Amunisi tersebut diduga kuat diperjualbelikan oleh pelaku bernama Agung Budi melalui akun toko Shopee bernama "murbaut2006".
Untuk mengelabui pihak platform dan calon pembeli awam, pelaku menyamarkan peluru-peluru itu sebagai mur, baut, dan kunci pas.
Pelaku juga menyertakan keterangan ukuran produk seperti “9x19”, “.22 LR”, atau “.38 SPL” di setiap gambar produk, yang sebenarnya adalah kode kaliber peluru.
“Gambarnya memang mur dan kunci pas, tapi di bawahnya ada keterangan kaliber peluru. Ini jadi petunjuk bahwa yang dijual sebenarnya amunisi,” jelas Kapolda Lampung, Irjen Pol Helmy Santika, Kamis (26/6/2025).
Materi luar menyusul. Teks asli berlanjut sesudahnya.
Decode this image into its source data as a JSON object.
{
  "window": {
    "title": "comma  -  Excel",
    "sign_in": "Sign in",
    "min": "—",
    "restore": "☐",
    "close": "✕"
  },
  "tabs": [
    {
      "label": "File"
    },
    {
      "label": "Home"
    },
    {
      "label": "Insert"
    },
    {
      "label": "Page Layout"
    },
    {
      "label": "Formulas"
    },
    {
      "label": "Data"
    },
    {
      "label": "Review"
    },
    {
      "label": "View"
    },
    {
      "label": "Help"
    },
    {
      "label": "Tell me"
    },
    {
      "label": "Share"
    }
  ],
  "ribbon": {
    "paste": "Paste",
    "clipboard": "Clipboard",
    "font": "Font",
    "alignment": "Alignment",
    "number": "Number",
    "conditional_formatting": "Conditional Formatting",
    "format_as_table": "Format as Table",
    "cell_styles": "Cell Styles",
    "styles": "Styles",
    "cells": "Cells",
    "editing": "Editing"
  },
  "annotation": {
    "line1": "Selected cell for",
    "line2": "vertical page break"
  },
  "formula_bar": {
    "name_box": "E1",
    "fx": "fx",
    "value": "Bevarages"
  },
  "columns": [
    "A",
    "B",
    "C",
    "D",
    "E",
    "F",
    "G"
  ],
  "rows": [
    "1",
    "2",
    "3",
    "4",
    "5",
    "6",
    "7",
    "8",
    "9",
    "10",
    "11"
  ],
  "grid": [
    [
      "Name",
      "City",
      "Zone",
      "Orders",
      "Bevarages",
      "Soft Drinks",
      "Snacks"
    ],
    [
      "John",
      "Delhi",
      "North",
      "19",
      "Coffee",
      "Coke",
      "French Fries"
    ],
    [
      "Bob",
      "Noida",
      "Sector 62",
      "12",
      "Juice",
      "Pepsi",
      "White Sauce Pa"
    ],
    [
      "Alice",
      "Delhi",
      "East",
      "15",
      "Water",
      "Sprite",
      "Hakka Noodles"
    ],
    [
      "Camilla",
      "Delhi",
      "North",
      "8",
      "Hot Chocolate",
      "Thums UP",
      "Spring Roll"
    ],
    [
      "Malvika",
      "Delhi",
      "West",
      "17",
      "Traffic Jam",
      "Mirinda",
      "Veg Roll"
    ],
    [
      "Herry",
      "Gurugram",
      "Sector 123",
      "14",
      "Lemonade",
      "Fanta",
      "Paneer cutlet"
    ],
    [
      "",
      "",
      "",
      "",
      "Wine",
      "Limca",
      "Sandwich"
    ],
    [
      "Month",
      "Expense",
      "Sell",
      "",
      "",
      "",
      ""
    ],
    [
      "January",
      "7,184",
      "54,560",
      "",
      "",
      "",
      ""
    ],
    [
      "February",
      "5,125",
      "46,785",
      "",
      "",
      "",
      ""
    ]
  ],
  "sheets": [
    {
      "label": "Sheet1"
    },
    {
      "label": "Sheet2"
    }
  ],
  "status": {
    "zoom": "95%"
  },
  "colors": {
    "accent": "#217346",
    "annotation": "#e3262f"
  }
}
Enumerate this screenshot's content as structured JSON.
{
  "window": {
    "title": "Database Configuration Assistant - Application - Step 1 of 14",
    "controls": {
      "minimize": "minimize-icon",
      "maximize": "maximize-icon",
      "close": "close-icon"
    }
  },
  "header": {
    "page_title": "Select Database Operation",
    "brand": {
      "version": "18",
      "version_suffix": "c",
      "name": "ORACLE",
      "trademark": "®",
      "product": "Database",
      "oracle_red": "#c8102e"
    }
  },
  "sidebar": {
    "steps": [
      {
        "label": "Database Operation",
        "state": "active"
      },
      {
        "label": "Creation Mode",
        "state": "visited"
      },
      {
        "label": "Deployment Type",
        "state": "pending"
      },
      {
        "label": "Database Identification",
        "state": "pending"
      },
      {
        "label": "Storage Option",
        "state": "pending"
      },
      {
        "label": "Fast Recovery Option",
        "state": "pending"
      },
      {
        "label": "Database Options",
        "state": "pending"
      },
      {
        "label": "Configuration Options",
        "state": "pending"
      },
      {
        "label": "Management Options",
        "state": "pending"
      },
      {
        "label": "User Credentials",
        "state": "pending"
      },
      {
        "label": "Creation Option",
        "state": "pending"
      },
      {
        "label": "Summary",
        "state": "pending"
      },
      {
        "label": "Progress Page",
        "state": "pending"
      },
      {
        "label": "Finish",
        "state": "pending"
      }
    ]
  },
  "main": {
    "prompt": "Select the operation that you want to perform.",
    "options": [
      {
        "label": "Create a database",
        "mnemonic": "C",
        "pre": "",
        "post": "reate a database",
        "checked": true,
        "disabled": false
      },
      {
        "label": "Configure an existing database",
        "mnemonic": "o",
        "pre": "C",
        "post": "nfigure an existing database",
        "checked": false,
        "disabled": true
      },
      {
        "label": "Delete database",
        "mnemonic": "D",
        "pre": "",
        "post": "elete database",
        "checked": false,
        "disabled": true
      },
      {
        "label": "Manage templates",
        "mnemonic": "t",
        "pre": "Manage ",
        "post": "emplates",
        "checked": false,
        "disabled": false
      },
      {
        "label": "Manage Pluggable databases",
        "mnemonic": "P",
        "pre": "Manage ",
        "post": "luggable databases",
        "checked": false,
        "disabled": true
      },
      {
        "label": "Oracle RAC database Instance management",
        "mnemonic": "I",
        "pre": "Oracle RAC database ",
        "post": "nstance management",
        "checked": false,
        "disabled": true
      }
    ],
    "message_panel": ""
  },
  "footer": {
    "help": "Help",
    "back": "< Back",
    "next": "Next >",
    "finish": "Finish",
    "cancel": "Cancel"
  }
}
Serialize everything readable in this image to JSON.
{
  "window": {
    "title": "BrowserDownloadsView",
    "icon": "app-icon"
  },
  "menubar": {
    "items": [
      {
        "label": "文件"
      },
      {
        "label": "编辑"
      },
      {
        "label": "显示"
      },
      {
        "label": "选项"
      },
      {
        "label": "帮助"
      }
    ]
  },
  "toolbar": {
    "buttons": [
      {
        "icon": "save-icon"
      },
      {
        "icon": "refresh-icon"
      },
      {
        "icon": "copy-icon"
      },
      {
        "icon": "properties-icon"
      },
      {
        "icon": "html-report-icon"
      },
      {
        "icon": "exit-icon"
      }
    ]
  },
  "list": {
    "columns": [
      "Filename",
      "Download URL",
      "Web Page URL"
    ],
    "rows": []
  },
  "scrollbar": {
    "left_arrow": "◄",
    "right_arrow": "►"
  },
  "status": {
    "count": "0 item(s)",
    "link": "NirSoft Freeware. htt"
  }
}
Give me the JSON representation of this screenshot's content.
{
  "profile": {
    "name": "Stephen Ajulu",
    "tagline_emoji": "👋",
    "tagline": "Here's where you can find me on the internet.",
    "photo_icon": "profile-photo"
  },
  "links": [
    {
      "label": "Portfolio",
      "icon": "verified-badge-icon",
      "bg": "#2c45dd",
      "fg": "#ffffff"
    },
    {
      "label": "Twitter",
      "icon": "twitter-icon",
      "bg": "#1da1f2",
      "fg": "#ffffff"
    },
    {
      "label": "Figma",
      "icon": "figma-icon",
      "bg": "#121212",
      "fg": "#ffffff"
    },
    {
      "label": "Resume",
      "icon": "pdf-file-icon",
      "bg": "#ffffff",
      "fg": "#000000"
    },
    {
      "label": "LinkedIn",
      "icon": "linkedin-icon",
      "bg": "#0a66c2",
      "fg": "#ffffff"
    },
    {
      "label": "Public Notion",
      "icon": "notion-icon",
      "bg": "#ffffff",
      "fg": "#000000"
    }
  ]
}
Dari data toko tersebut, diketahui akun murbaut2006 telah aktif selama 41 minggu, memiliki 38 pengikut, penilaian hampir sempurna (4,9 dari 5), dan performa balas pesan sebesar 34 persen. Akun itu juga telah terverifikasi.
Polisi mengungkap, amunisi yang dijual terdiri dari berbagai tipe, mulai dari AK 7,62 mm, Colt .38, Carbine 30 M1, 5,56 TJ, FN .45, 7,62 Sniper, hingga peluru hampa.
Saat ini, Polda Lampung masih menelusuri lebih lanjut asal usul amunisi tersebut dan siapa saja pembelinya.
Kasus ini berawal dari penggerebekan home industry senpi rakitan di Kemiling.
jual amunisi
toko shopee
Polda Lampung
Senpi Rakitan
amunisi ilegal
"Dilarang mengambil dan/atau menayangkan ulang sebagian atau keseluruhan artikel di atas tanpa seizin redaksi"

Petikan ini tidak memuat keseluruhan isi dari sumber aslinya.